Margaret Ormrod, a resident of St. Albert, Alberta, initiated a petition noting that Canada’s largest newspaper chain, Postmedia Network, is mostly owned by U.S. hedge funds.

Postmedia owns 15 of Canada’s 21 largest daily newspapers, including the Vancouver Sun, Province, and National Post.

“Federal enquiries going back 50 years warned Canadians about the dangers of growing media ownership concentration, including Reports of the Special Senate Committee on Mass Media (1970), the Royal Commission on Newspapers (1981), the Senate Committee on News Media (2006), and the Heritage Committee on Media and Local Communities (2017),” the petition states. “All these reports urged measures to check concentration and then newspaper-television ‘convergence,’ but few were taken.”
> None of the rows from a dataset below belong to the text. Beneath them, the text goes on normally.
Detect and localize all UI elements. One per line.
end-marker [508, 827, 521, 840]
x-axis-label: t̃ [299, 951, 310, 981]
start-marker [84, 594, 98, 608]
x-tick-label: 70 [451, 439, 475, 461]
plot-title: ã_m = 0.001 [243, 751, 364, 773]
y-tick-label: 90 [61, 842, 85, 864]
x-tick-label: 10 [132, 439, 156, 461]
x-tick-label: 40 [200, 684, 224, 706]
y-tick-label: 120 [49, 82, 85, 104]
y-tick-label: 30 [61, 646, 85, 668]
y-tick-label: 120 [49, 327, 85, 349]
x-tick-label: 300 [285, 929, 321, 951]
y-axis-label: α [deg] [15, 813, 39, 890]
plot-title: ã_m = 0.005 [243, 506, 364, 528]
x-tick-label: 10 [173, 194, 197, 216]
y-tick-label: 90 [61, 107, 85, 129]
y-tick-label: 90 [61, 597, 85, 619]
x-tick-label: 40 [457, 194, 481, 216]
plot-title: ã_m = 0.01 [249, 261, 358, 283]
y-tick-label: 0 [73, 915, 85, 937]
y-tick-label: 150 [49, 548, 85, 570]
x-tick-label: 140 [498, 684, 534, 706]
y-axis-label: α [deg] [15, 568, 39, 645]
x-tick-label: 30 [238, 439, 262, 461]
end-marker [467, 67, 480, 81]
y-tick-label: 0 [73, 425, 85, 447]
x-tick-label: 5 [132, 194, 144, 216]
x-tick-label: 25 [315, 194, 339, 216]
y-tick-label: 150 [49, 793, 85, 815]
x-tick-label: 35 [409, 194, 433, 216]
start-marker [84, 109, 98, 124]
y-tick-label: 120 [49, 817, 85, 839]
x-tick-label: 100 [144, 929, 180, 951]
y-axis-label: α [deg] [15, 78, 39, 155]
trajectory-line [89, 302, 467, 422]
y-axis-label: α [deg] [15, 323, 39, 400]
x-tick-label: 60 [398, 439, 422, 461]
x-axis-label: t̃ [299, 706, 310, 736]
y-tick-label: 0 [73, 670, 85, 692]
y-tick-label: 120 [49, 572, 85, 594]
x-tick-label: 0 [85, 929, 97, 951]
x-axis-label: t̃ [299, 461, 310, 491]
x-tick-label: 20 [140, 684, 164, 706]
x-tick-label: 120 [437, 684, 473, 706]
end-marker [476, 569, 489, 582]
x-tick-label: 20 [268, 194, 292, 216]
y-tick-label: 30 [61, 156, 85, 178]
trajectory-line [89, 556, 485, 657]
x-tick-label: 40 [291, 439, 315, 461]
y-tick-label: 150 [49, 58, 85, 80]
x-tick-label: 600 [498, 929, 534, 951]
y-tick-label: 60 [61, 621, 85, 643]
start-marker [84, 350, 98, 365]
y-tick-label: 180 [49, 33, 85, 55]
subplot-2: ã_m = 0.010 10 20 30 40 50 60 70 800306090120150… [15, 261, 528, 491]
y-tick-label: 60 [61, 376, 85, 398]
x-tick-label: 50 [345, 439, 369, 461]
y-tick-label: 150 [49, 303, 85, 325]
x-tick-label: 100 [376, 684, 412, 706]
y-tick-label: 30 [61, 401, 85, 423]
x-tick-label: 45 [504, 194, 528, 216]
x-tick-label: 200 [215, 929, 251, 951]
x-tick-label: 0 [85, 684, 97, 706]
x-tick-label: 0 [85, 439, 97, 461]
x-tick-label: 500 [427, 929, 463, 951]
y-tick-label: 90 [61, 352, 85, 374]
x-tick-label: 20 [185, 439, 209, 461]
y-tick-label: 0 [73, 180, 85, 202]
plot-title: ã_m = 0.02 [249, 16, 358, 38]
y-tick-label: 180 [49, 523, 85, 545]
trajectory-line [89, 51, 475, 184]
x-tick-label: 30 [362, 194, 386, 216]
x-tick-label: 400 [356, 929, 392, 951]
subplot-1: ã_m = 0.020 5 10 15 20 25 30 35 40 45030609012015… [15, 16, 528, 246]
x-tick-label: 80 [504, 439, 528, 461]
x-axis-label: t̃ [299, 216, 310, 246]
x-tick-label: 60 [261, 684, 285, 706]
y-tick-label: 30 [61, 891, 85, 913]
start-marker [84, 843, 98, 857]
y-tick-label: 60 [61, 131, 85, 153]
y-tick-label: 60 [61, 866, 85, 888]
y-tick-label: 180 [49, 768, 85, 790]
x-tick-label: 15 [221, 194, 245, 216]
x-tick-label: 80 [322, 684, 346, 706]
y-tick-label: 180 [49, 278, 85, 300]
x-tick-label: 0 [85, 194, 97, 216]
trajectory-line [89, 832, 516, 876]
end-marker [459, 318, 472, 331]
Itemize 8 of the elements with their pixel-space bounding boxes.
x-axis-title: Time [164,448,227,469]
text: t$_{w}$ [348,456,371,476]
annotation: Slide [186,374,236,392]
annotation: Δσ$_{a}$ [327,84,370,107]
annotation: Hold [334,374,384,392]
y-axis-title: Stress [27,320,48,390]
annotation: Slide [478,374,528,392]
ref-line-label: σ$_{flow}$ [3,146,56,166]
After 4,147 people signed the petition, Vancouver Centre Liberal MP Hedy Fry presented it to Parliament on June 17.

As she did this, she read aloud what the petitioners are demanding: “We, the undersigned, citizens of Canada, call upon the House of Commons in Parliament assembled to use our tax dollars to foster a more pluralistic Canadian news media by providing subsidies only to Canadian-owned publications, as a free and diverse press is essential to a healthy democracy.”

Fry chaired the Commons heritage committee when its 2017 report, Disruption: Change and Churning in Canada’s Media Landscape, was published.

Its fourth recommendation was that the Canadian government amend sections of the Income Tax Act to allow deductions of digital advertising on Canadian platforms.